The days of high yielding safe investments may be over for a generation.

Jamie Dimon is continuing to warn about inflation but the bond market has moved on. Breakeven rates are below 2%, implying that the Fed is more likely to undershoot its target and nominal rates continue to fall, despite swelling deficits.

US 10-year yields are down another 3 bps today to 3.62%.

I will refer back to what I wrote in early June with 10s at 4.35%:

I believe this is a rare moment to lock in investments with high rates
for a long duration in the same way that the pandemic was a
once-in-a-lifetime to lock in low borrowing rates.

That chance has now largely passed.

The next leg in bonds will be driven by the growth outlook. There are some big warning signs on global growth, particularly in China but the US still looks solid. However it could import some of that weakness or feel the lagged effects of monetary policy. The political situation in the next 50 days is certainly a challenge but I tend to think that once the dust clears in early November, people will go about their jobs.

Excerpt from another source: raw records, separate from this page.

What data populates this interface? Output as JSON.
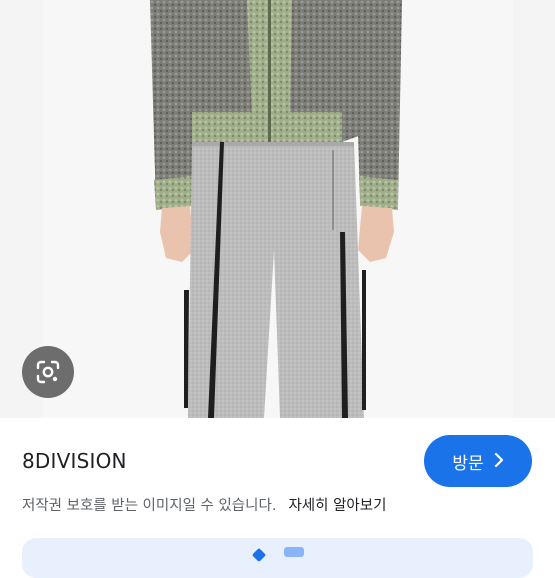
{
  "source": {
    "name": "8DIVISION"
  },
  "visit_button": {
    "label": "방문",
    "icon": "chevron-right-icon"
  },
  "notice": {
    "text": "저작권 보호를 받는 이미지일 수 있습니다.",
    "more_link": "자세히 알아보기"
  },
  "lens_button": {
    "icon": "google-lens-icon"
  },
  "colors": {
    "accent": "#1a73e8",
    "text": "#202124",
    "muted": "#5f6368"
  }
}
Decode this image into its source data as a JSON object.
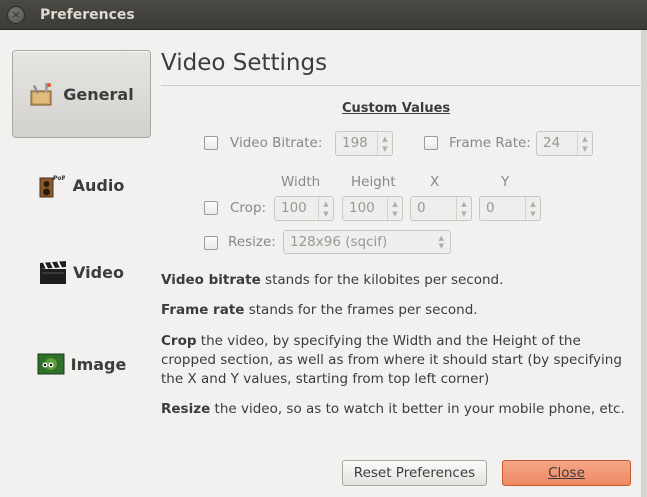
{
  "window": {
    "title": "Preferences"
  },
  "sidebar": {
    "items": [
      {
        "label": "General",
        "icon": "general-settings-icon",
        "active": true
      },
      {
        "label": "Audio",
        "icon": "speakers-icon",
        "active": false
      },
      {
        "label": "Video",
        "icon": "clapperboard-icon",
        "active": false
      },
      {
        "label": "Image",
        "icon": "picture-icon",
        "active": false
      }
    ]
  },
  "main": {
    "section_title": "Video Settings",
    "custom_values_heading": "Custom Values",
    "video_bitrate": {
      "label": "Video Bitrate:",
      "value": "198",
      "checked": false
    },
    "frame_rate": {
      "label": "Frame Rate:",
      "value": "24",
      "checked": false
    },
    "crop": {
      "label": "Crop:",
      "checked": false,
      "headers": {
        "width": "Width",
        "height": "Height",
        "x": "X",
        "y": "Y"
      },
      "values": {
        "width": "100",
        "height": "100",
        "x": "0",
        "y": "0"
      }
    },
    "resize": {
      "label": "Resize:",
      "value": "128x96 (sqcif)",
      "checked": false
    },
    "descriptions": [
      {
        "bold": "Video bitrate",
        "text": " stands for the kilobites per second."
      },
      {
        "bold": "Frame rate",
        "text": " stands for the frames per second."
      },
      {
        "bold": "Crop",
        "text": " the video, by specifying the Width and the Height of the cropped section, as well as from where it should start (by specifying the X and Y values, starting from top left corner)"
      },
      {
        "bold": "Resize",
        "text": " the video, so as to watch it better in your mobile phone, etc."
      }
    ]
  },
  "footer": {
    "reset_label": "Reset Preferences",
    "close_label": "Close"
  },
  "colors": {
    "accent": "#ef8a63",
    "titlebar": "#3c3b37"
  }
}
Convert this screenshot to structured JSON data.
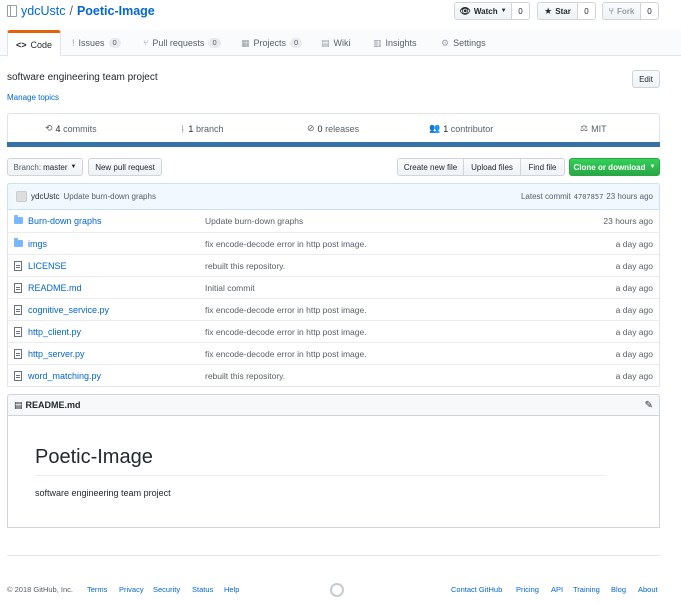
{
  "repo": {
    "owner": "ydcUstc",
    "separator": "/",
    "name": "Poetic-Image"
  },
  "actions": {
    "watch": {
      "label": "Watch",
      "count": "0"
    },
    "star": {
      "label": "Star",
      "count": "0"
    },
    "fork": {
      "label": "Fork",
      "count": "0"
    }
  },
  "tabs": [
    {
      "label": "Code",
      "icon": "<>",
      "count": ""
    },
    {
      "label": "Issues",
      "icon": "!",
      "count": "0"
    },
    {
      "label": "Pull requests",
      "icon": "⑂",
      "count": "0"
    },
    {
      "label": "Projects",
      "icon": "▦",
      "count": "0"
    },
    {
      "label": "Wiki",
      "icon": "▤",
      "count": ""
    },
    {
      "label": "Insights",
      "icon": "▥",
      "count": ""
    },
    {
      "label": "Settings",
      "icon": "⚙",
      "count": ""
    }
  ],
  "description": "software engineering team project",
  "manage_topics": "Manage topics",
  "edit_label": "Edit",
  "summary": {
    "commits": {
      "num": "4",
      "label": "commits"
    },
    "branch": {
      "num": "1",
      "label": "branch"
    },
    "releases": {
      "num": "0",
      "label": "releases"
    },
    "contributor": {
      "num": "1",
      "label": "contributor"
    },
    "license": "MIT"
  },
  "language_color": "#3572a5",
  "branch_select": {
    "prefix": "Branch:",
    "value": "master"
  },
  "new_pr": "New pull request",
  "file_buttons": {
    "create": "Create new file",
    "upload": "Upload files",
    "find": "Find file",
    "clone": "Clone or download"
  },
  "latest_commit": {
    "author": "ydcUstc",
    "message": "Update burn-down graphs",
    "label": "Latest commit",
    "sha": "4707857",
    "age": "23 hours ago"
  },
  "files": [
    {
      "type": "folder",
      "name": "Burn-down graphs",
      "message": "Update burn-down graphs",
      "age": "23 hours ago"
    },
    {
      "type": "folder",
      "name": "imgs",
      "message": "fix encode-decode error in http post image.",
      "age": "a day ago"
    },
    {
      "type": "file",
      "name": "LICENSE",
      "message": "rebuilt this repository.",
      "age": "a day ago"
    },
    {
      "type": "file",
      "name": "README.md",
      "message": "Initial commit",
      "age": "a day ago"
    },
    {
      "type": "file",
      "name": "cognitive_service.py",
      "message": "fix encode-decode error in http post image.",
      "age": "a day ago"
    },
    {
      "type": "file",
      "name": "http_client.py",
      "message": "fix encode-decode error in http post image.",
      "age": "a day ago"
    },
    {
      "type": "file",
      "name": "http_server.py",
      "message": "fix encode-decode error in http post image.",
      "age": "a day ago"
    },
    {
      "type": "file",
      "name": "word_matching.py",
      "message": "rebuilt this repository.",
      "age": "a day ago"
    }
  ],
  "readme": {
    "filename": "README.md",
    "title": "Poetic-Image",
    "body": "software engineering team project"
  },
  "footer": {
    "copyright": "© 2018 GitHub, Inc.",
    "left_links": [
      "Terms",
      "Privacy",
      "Security",
      "Status",
      "Help"
    ],
    "right_links": [
      "Contact GitHub",
      "Pricing",
      "API",
      "Training",
      "Blog",
      "About"
    ]
  }
}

The super-trend though is in AI and the latest model from OpenAI is impressive. That should keep the downward pressure on prices and boost productivity, potentially causing massive disruption in business and the labor market. Ultimately, I think that drives overnight rates below 1% again but the timeline on that is uncertain.

For now, there are still some high yields out there but it requires going a bit further down the risk curve.